Lockdowns and other restrictions needed to address the public health crisis, together with reductions in economic activity by many producers and consumers, constitute an unprecedented combination of adverse shocks that is causing deep recessions in many economies.
Those EMDEs that have weak health systems, those that rely heavily on global trade, tourism, or remittances from abroad, and those that depend on commodity exports will be particularly hard-hit.
Beyond its short-term impact, deep recessions triggered by the pandemic are likely to leave lasting scars through multiple channels, economists at the World Bank say.
This will lead to lower investment in emerging markets and developing economies, erosion of human capital of the unemployed, and disintegration of global trade and supply linkages.
According to the Economic Prospects report released last week, these effects may well lower potential output and labor productivity in the longer term, which demands policy actions.
Sub-Saharan Africa
Several countries in the region have experienced severe domestic outbreaks. This includes Burkina Faso, Democratic Republic of Congo (DRC), Guinea, and Niger.
Efforts to slow the spread through social distancing have been difficult, particularly in densely populated urban areas where large populations often live in informal settlements without access to proper sanitation.
Activity among industrial commodity-exporting countries has slowed during the first half of the year, reflecting the impact of growing domestic outbreaks, weakening demand in key trading partners, and sharply lower commodity prices in Chad and Mozambique.
Activity in many agricultural commodity exporters has also been severely affected, with its impact amplified in Madagascar, Rwanda, and Uganda which have large tourism sectors or strong trade links with China, the Euro Area, and the United States.
Growth in Sub Saharan Africa is expected to rebound in 2021 to 3.1 per cent. However, significant uncertainty surrounds the pace and timing of the projected recovery.
It rests heavily on the assumption that the pandemic recedes in such a way that mitigation measures are gradually lifted from the middle of this year, and that activity in major trading partners rebounds.
In industrial commodity exporters, growth is expected to contract by 1.3 percent in 2020, as low commodity prices compound domestic disruptions.
The projected pickup in 2021 is underpinned by the recovery in demand from key trading partners and firming commodity prices in Central African Republic, Chad, Democratic Republic of Congo, Guinea, Mozambique, and Niger.
Further investment
In some countries, growth will be spurred further by investment in new production capacity like in Chad, Mozambique, and Niger, according to the World Bank.

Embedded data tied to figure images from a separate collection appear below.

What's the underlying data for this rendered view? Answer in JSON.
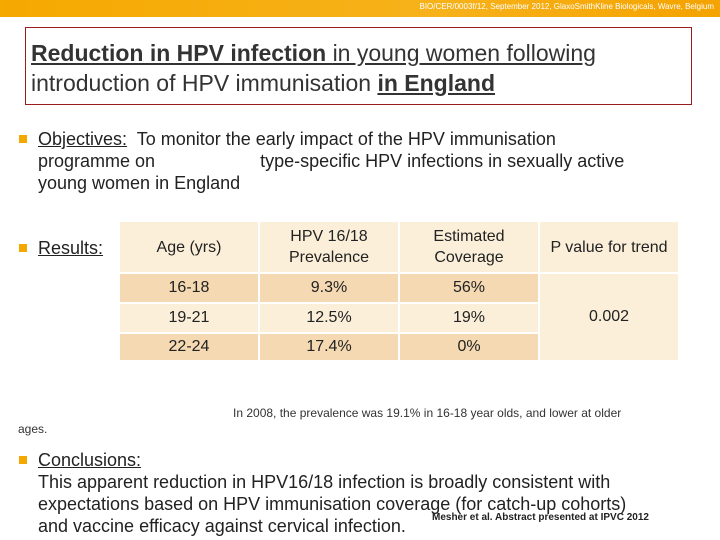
{
  "header": {
    "text": "BIO/CER/0003f/12, September 2012, GlaxoSmithKline Biologicals, Wavre, Belgium"
  },
  "title": {
    "part1": "Reduction in HPV infection ",
    "part2": "in young women following",
    "part3": "introduction of HPV immunisation ",
    "part4": "in England"
  },
  "objectives": {
    "label": "Objectives:",
    "line1_rest": "  To monitor the early impact of the HPV immunisation",
    "line2": "programme on                     type-specific HPV infections in sexually active",
    "line3": "young women in England"
  },
  "results": {
    "label": "Results:"
  },
  "table": {
    "headers": [
      "Age (yrs)",
      "HPV 16/18 Prevalence",
      "Estimated Coverage",
      "P value for trend"
    ],
    "rows": [
      [
        "16-18",
        "9.3%",
        "56%"
      ],
      [
        "19-21",
        "12.5%",
        "19%"
      ],
      [
        "22-24",
        "17.4%",
        "0%"
      ]
    ],
    "p_value": "0.002"
  },
  "note": "In 2008, the prevalence was 19.1% in 16-18 year olds, and lower at older",
  "ages": "ages.",
  "conclusions": {
    "label": "Conclusions:",
    "line1": "This apparent reduction in HPV16/18 infection is broadly consistent with",
    "line2": "expectations based on HPV immunisation coverage (for catch-up cohorts)",
    "line3": "and vaccine efficacy against cervical infection."
  },
  "citation": "Mesher et al. Abstract presented at IPVC 2012",
  "colors": {
    "accent": "#f5a800",
    "title_border": "#9b1c1c",
    "row_dark": "#f4d9b2",
    "row_light": "#fbefd9"
  }
}
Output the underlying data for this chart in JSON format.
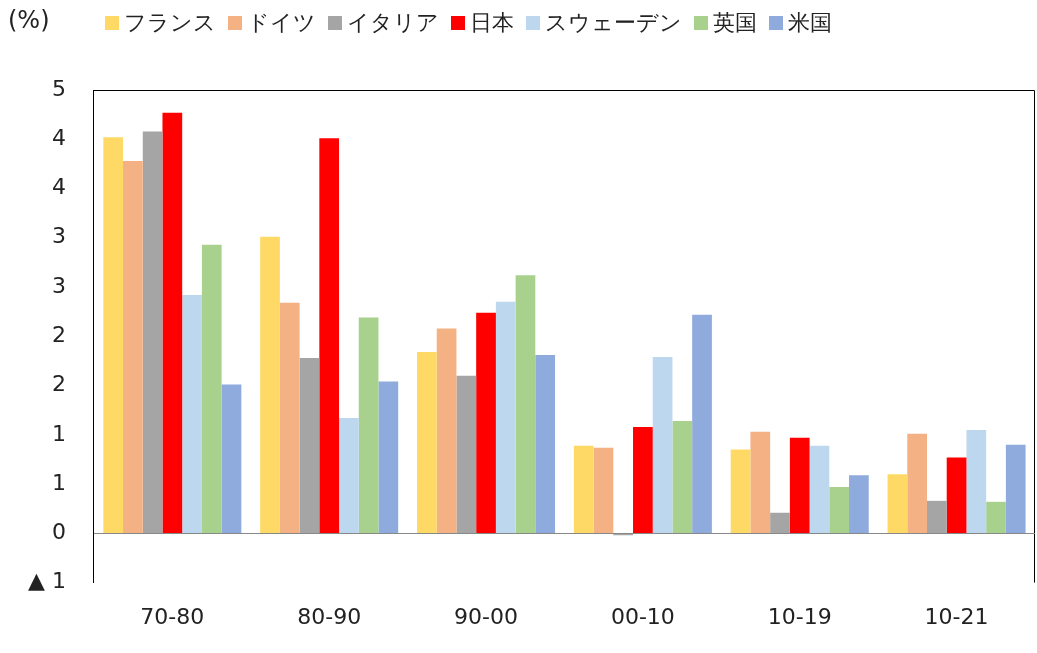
{
  "chart_data": {
    "type": "bar",
    "ylabel": "(%)",
    "categories": [
      "70-80",
      "80-90",
      "90-00",
      "00-10",
      "10-19",
      "10-21"
    ],
    "series": [
      {
        "name": "フランス",
        "color": "#ffd966",
        "values": [
          4.02,
          3.01,
          1.84,
          0.89,
          0.85,
          0.6
        ]
      },
      {
        "name": "ドイツ",
        "color": "#f4b183",
        "values": [
          3.78,
          2.34,
          2.08,
          0.87,
          1.03,
          1.01
        ]
      },
      {
        "name": "イタリア",
        "color": "#a5a5a5",
        "values": [
          4.08,
          1.78,
          1.6,
          -0.02,
          0.21,
          0.33
        ]
      },
      {
        "name": "日本",
        "color": "#ff0000",
        "values": [
          4.27,
          4.01,
          2.24,
          1.08,
          0.97,
          0.77
        ]
      },
      {
        "name": "スウェーデン",
        "color": "#bdd7ee",
        "values": [
          2.42,
          1.17,
          2.35,
          1.79,
          0.89,
          1.05
        ]
      },
      {
        "name": "英国",
        "color": "#a9d18e",
        "values": [
          2.93,
          2.19,
          2.62,
          1.14,
          0.47,
          0.32
        ]
      },
      {
        "name": "米国",
        "color": "#8faadc",
        "values": [
          1.51,
          1.54,
          1.81,
          2.22,
          0.59,
          0.9
        ]
      }
    ],
    "ylim": [
      -0.5,
      4.5
    ],
    "yticks": [
      {
        "value": -0.5,
        "label": "▲ 1"
      },
      {
        "value": 0,
        "label": "0"
      },
      {
        "value": 0.5,
        "label": "1"
      },
      {
        "value": 1,
        "label": "1"
      },
      {
        "value": 1.5,
        "label": "2"
      },
      {
        "value": 2,
        "label": "2"
      },
      {
        "value": 2.5,
        "label": "3"
      },
      {
        "value": 3,
        "label": "3"
      },
      {
        "value": 3.5,
        "label": "4"
      },
      {
        "value": 4,
        "label": "4"
      },
      {
        "value": 4.5,
        "label": "5"
      }
    ],
    "legend": "top left"
  }
}
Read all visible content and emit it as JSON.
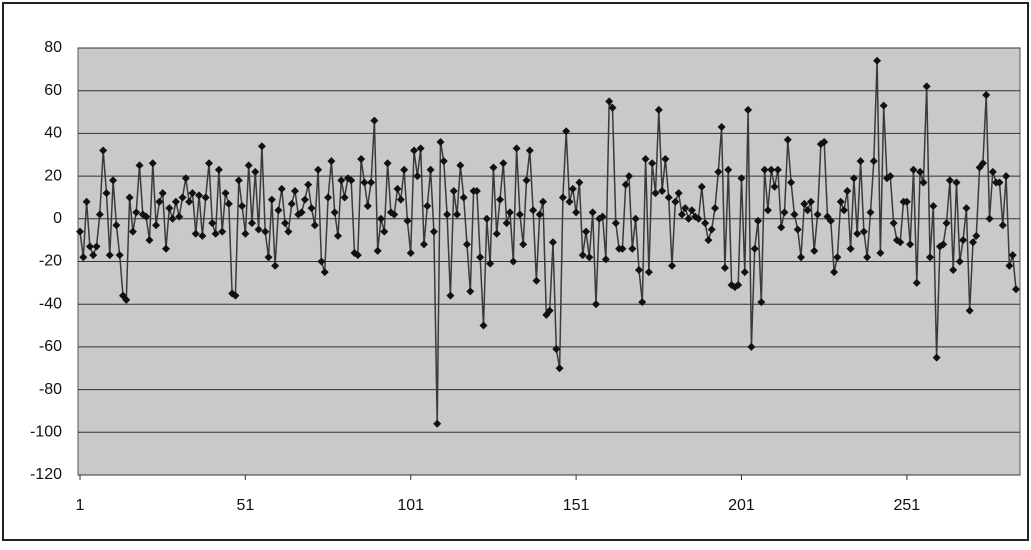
{
  "chart_data": {
    "type": "line",
    "values": [
      -6,
      -18,
      8,
      -13,
      -17,
      -13,
      2,
      32,
      12,
      -17,
      18,
      -3,
      -17,
      -36,
      -38,
      10,
      -6,
      3,
      25,
      2,
      1,
      -10,
      26,
      -3,
      8,
      12,
      -14,
      5,
      0,
      8,
      1,
      10,
      19,
      8,
      12,
      -7,
      11,
      -8,
      10,
      26,
      -2,
      -7,
      23,
      -6,
      12,
      7,
      -35,
      -36,
      18,
      6,
      -7,
      25,
      -2,
      22,
      -5,
      34,
      -6,
      -18,
      9,
      -22,
      4,
      14,
      -2,
      -6,
      7,
      13,
      2,
      3,
      9,
      16,
      5,
      -3,
      23,
      -20,
      -25,
      10,
      27,
      3,
      -8,
      18,
      10,
      19,
      18,
      -16,
      -17,
      28,
      17,
      6,
      17,
      46,
      -15,
      0,
      -6,
      26,
      3,
      2,
      14,
      9,
      23,
      -1,
      -16,
      32,
      20,
      33,
      -12,
      6,
      23,
      -6,
      -96,
      36,
      27,
      2,
      -36,
      13,
      2,
      25,
      10,
      -12,
      -34,
      13,
      13,
      -18,
      -50,
      0,
      -21,
      24,
      -7,
      9,
      26,
      -2,
      3,
      -20,
      33,
      2,
      -12,
      18,
      32,
      4,
      -29,
      2,
      8,
      -45,
      -43,
      -11,
      -61,
      -70,
      10,
      41,
      8,
      14,
      3,
      17,
      -17,
      -6,
      -18,
      3,
      -40,
      0,
      1,
      -19,
      55,
      52,
      -2,
      -14,
      -14,
      16,
      20,
      -14,
      0,
      -24,
      -39,
      28,
      -25,
      26,
      12,
      51,
      13,
      28,
      10,
      -22,
      8,
      12,
      2,
      5,
      0,
      4,
      1,
      0,
      15,
      -2,
      -10,
      -5,
      5,
      22,
      43,
      -23,
      23,
      -31,
      -32,
      -31,
      19,
      -25,
      51,
      -60,
      -14,
      -1,
      -39,
      23,
      4,
      23,
      15,
      23,
      -4,
      3,
      37,
      17,
      2,
      -5,
      -18,
      7,
      4,
      8,
      -15,
      2,
      35,
      36,
      1,
      -1,
      -25,
      -18,
      8,
      4,
      13,
      -14,
      19,
      -7,
      27,
      -6,
      -18,
      3,
      27,
      74,
      -16,
      53,
      19,
      20,
      -2,
      -10,
      -11,
      8,
      8,
      -12,
      23,
      -30,
      22,
      17,
      62,
      -18,
      6,
      -65,
      -13,
      -12,
      -2,
      18,
      -24,
      17,
      -20,
      -10,
      5,
      -43,
      -11,
      -8,
      24,
      26,
      58,
      0,
      22,
      17,
      17,
      -3,
      20,
      -22,
      -17,
      -33
    ],
    "color": "#3a3a3a",
    "xlim": [
      1,
      284
    ],
    "xticks": [
      1,
      51,
      101,
      151,
      201,
      251
    ],
    "ylim": [
      -120,
      80
    ],
    "yticks": [
      -120,
      -100,
      -80,
      -60,
      -40,
      -20,
      0,
      20,
      40,
      60,
      80
    ],
    "grid": true
  }
}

In Niger, however, lower oil prices risk delaying completion of the country’s new oil production infrastructure.
In Liberia, activity is forecast to recover from two years of stagnation thanks to the adoption of structural reforms and the achievement of greater price stability.

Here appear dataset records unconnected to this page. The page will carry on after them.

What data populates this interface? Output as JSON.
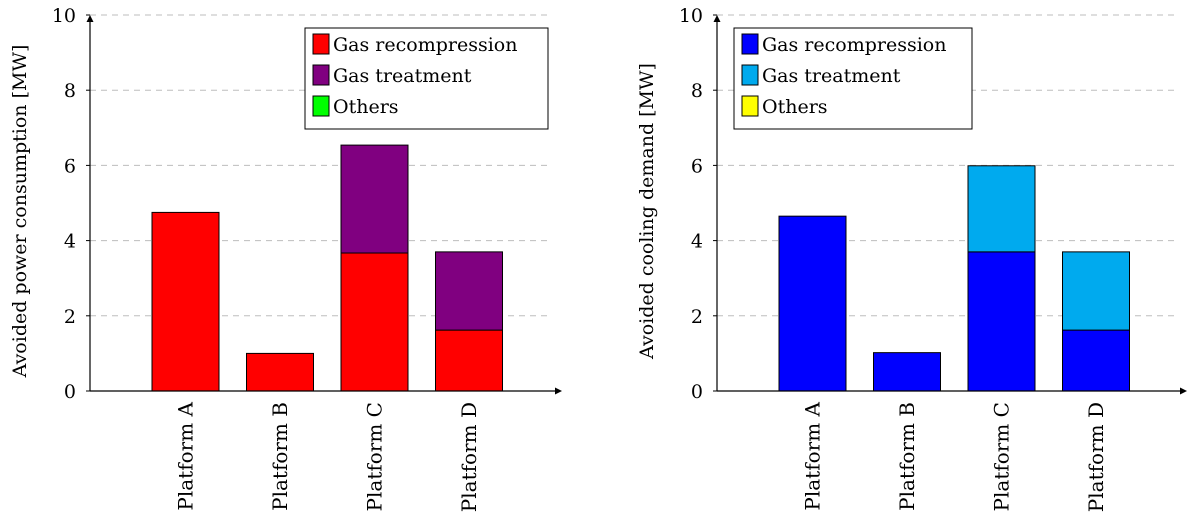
{
  "chart_data": [
    {
      "type": "bar",
      "stacked": true,
      "title": "",
      "xlabel": "",
      "ylabel": "Avoided power consumption [MW]",
      "ylim": [
        0,
        10
      ],
      "yticks": [
        0,
        2,
        4,
        6,
        8,
        10
      ],
      "grid": true,
      "legend_position": "top-right",
      "categories": [
        "Platform A",
        "Platform B",
        "Platform C",
        "Platform D"
      ],
      "series": [
        {
          "name": "Gas recompression",
          "color": "#ff0000",
          "values": [
            4.75,
            1.0,
            3.67,
            1.62
          ]
        },
        {
          "name": "Gas treatment",
          "color": "#800080",
          "values": [
            0,
            0,
            2.87,
            2.08
          ]
        },
        {
          "name": "Others",
          "color": "#00ff00",
          "values": [
            0,
            0,
            0,
            0
          ]
        }
      ]
    },
    {
      "type": "bar",
      "stacked": true,
      "title": "",
      "xlabel": "",
      "ylabel": "Avoided cooling demand [MW]",
      "ylim": [
        0,
        10
      ],
      "yticks": [
        0,
        2,
        4,
        6,
        8,
        10
      ],
      "grid": true,
      "legend_position": "top-right",
      "categories": [
        "Platform A",
        "Platform B",
        "Platform C",
        "Platform D"
      ],
      "series": [
        {
          "name": "Gas recompression",
          "color": "#0000ff",
          "values": [
            4.65,
            1.02,
            3.7,
            1.62
          ]
        },
        {
          "name": "Gas treatment",
          "color": "#00aaee",
          "values": [
            0,
            0,
            2.29,
            2.08
          ]
        },
        {
          "name": "Others",
          "color": "#ffff00",
          "values": [
            0,
            0,
            0,
            0
          ]
        }
      ]
    }
  ]
}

In Ethiopia, growth is expected to fall to a 17-year low of 3.2 per cent this year from 9 per cent in 2019. The projected rebound in 2021 is expected to be underpinned by the implementation of reforms, such as addressing foreign exchange shortages, to boost private investment.
An assumed improvement in political stability and more stable business environments are projected to further support activity in Guinea-Bissau.

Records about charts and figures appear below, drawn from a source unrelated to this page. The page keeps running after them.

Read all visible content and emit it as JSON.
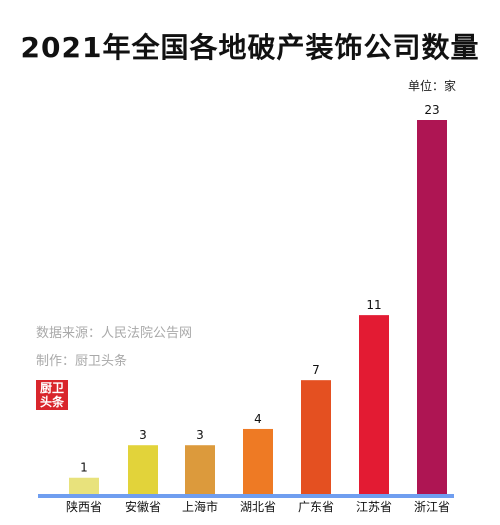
{
  "unit_label": "单位：家",
  "source_note": "数据来源：人民法院公告网",
  "author_note": "制作：厨卫头条",
  "logo": {
    "line1": "厨卫",
    "line2": "头条"
  },
  "chart_data": {
    "type": "bar",
    "title": "2021年全国各地破产装饰公司数量",
    "categories": [
      "陕西省",
      "安徽省",
      "上海市",
      "湖北省",
      "广东省",
      "江苏省",
      "浙江省"
    ],
    "values": [
      1,
      3,
      3,
      4,
      7,
      11,
      23
    ],
    "colors": [
      "#e8e27c",
      "#e2d33a",
      "#dc9a3c",
      "#ee7a24",
      "#e45021",
      "#e31b33",
      "#ae1553"
    ],
    "axis_color": "#6f9ef0",
    "ylim": [
      0,
      23
    ],
    "grid": false,
    "xlabel": "",
    "ylabel": ""
  }
}
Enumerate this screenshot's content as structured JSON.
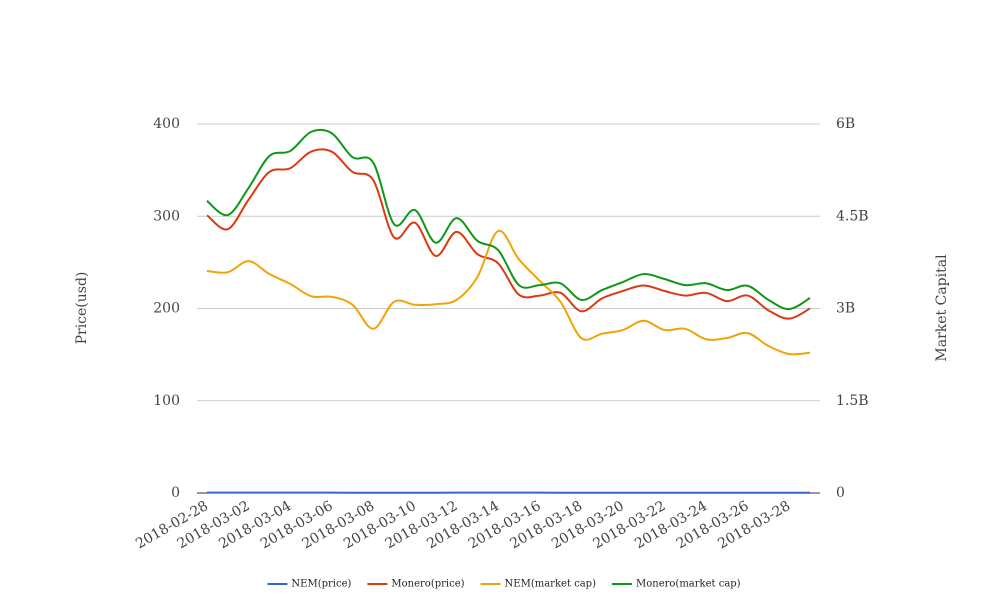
{
  "chart_data": {
    "type": "line",
    "x": [
      "2018-02-28",
      "2018-03-01",
      "2018-03-02",
      "2018-03-03",
      "2018-03-04",
      "2018-03-05",
      "2018-03-06",
      "2018-03-07",
      "2018-03-08",
      "2018-03-09",
      "2018-03-10",
      "2018-03-11",
      "2018-03-12",
      "2018-03-13",
      "2018-03-14",
      "2018-03-15",
      "2018-03-16",
      "2018-03-17",
      "2018-03-18",
      "2018-03-19",
      "2018-03-20",
      "2018-03-21",
      "2018-03-22",
      "2018-03-23",
      "2018-03-24",
      "2018-03-25",
      "2018-03-26",
      "2018-03-27",
      "2018-03-28",
      "2018-03-29"
    ],
    "xticks": [
      "2018-02-28",
      "2018-03-02",
      "2018-03-04",
      "2018-03-06",
      "2018-03-08",
      "2018-03-10",
      "2018-03-12",
      "2018-03-14",
      "2018-03-16",
      "2018-03-18",
      "2018-03-20",
      "2018-03-22",
      "2018-03-24",
      "2018-03-26",
      "2018-03-28"
    ],
    "y_label": "Price(usd)",
    "y2_label": "Market Capital",
    "ylim": [
      0,
      400
    ],
    "yticks": [
      0,
      100,
      200,
      300,
      400
    ],
    "y2lim": [
      0,
      6000000000
    ],
    "y2ticks": [
      0,
      {
        "value": 1500000000,
        "label": "1.5B"
      },
      {
        "value": 3000000000,
        "label": "3B"
      },
      {
        "value": 4500000000,
        "label": "4.5B"
      },
      {
        "value": 6000000000,
        "label": "6B"
      }
    ],
    "grid": true,
    "series": [
      {
        "name": "NEM(price)",
        "color": "#3366cc",
        "values": [
          0.39,
          0.39,
          0.41,
          0.38,
          0.37,
          0.35,
          0.34,
          0.33,
          0.29,
          0.33,
          0.33,
          0.33,
          0.34,
          0.37,
          0.45,
          0.4,
          0.37,
          0.33,
          0.27,
          0.28,
          0.28,
          0.3,
          0.28,
          0.28,
          0.27,
          0.27,
          0.28,
          0.26,
          0.24,
          0.24
        ]
      },
      {
        "name": "Monero(price)",
        "color": "#dc3912",
        "values": [
          301,
          286,
          318,
          348,
          352,
          370,
          370,
          348,
          339,
          277,
          293,
          257,
          283,
          259,
          249,
          215,
          214,
          217,
          197,
          211,
          219,
          225,
          219,
          214,
          217,
          208,
          214,
          198,
          189,
          200
        ]
      },
      {
        "name": "NEM(market cap)",
        "color": "#f0a30a",
        "axis": "y2",
        "values": [
          3610000000,
          3590000000,
          3770000000,
          3560000000,
          3400000000,
          3200000000,
          3190000000,
          3060000000,
          2670000000,
          3110000000,
          3060000000,
          3070000000,
          3140000000,
          3510000000,
          4260000000,
          3800000000,
          3450000000,
          3110000000,
          2520000000,
          2590000000,
          2650000000,
          2800000000,
          2650000000,
          2670000000,
          2500000000,
          2520000000,
          2600000000,
          2390000000,
          2260000000,
          2280000000
        ]
      },
      {
        "name": "Monero(market cap)",
        "color": "#109618",
        "axis": "y2",
        "values": [
          4750000000,
          4520000000,
          4960000000,
          5480000000,
          5560000000,
          5870000000,
          5850000000,
          5460000000,
          5370000000,
          4370000000,
          4600000000,
          4070000000,
          4470000000,
          4100000000,
          3950000000,
          3380000000,
          3380000000,
          3410000000,
          3140000000,
          3300000000,
          3430000000,
          3560000000,
          3480000000,
          3380000000,
          3410000000,
          3300000000,
          3370000000,
          3140000000,
          2990000000,
          3170000000
        ]
      }
    ]
  }
}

In Rwanda, Benin, and Togo, the recovery from this year’s coronavirus pandemic will be aided by increased private sector investment due to continued reforms to improve business environments.
Celestin Rwabukumba, the Chief Executive Officer of Rwanda Stock Exchange (RSE), says recovery demands addressing the pandemic first and laying out plans to support businesses and sustain employment.
"Countries in Africa should take hard decisions and continue deploying lockdown measures in the first phase of the pandemic like what Rwanda has done,” he notes.
"This is not a time to make profits for companies rather it is a time to sustain what’s already been built by supporting business activity and sustaining employment,” he adds.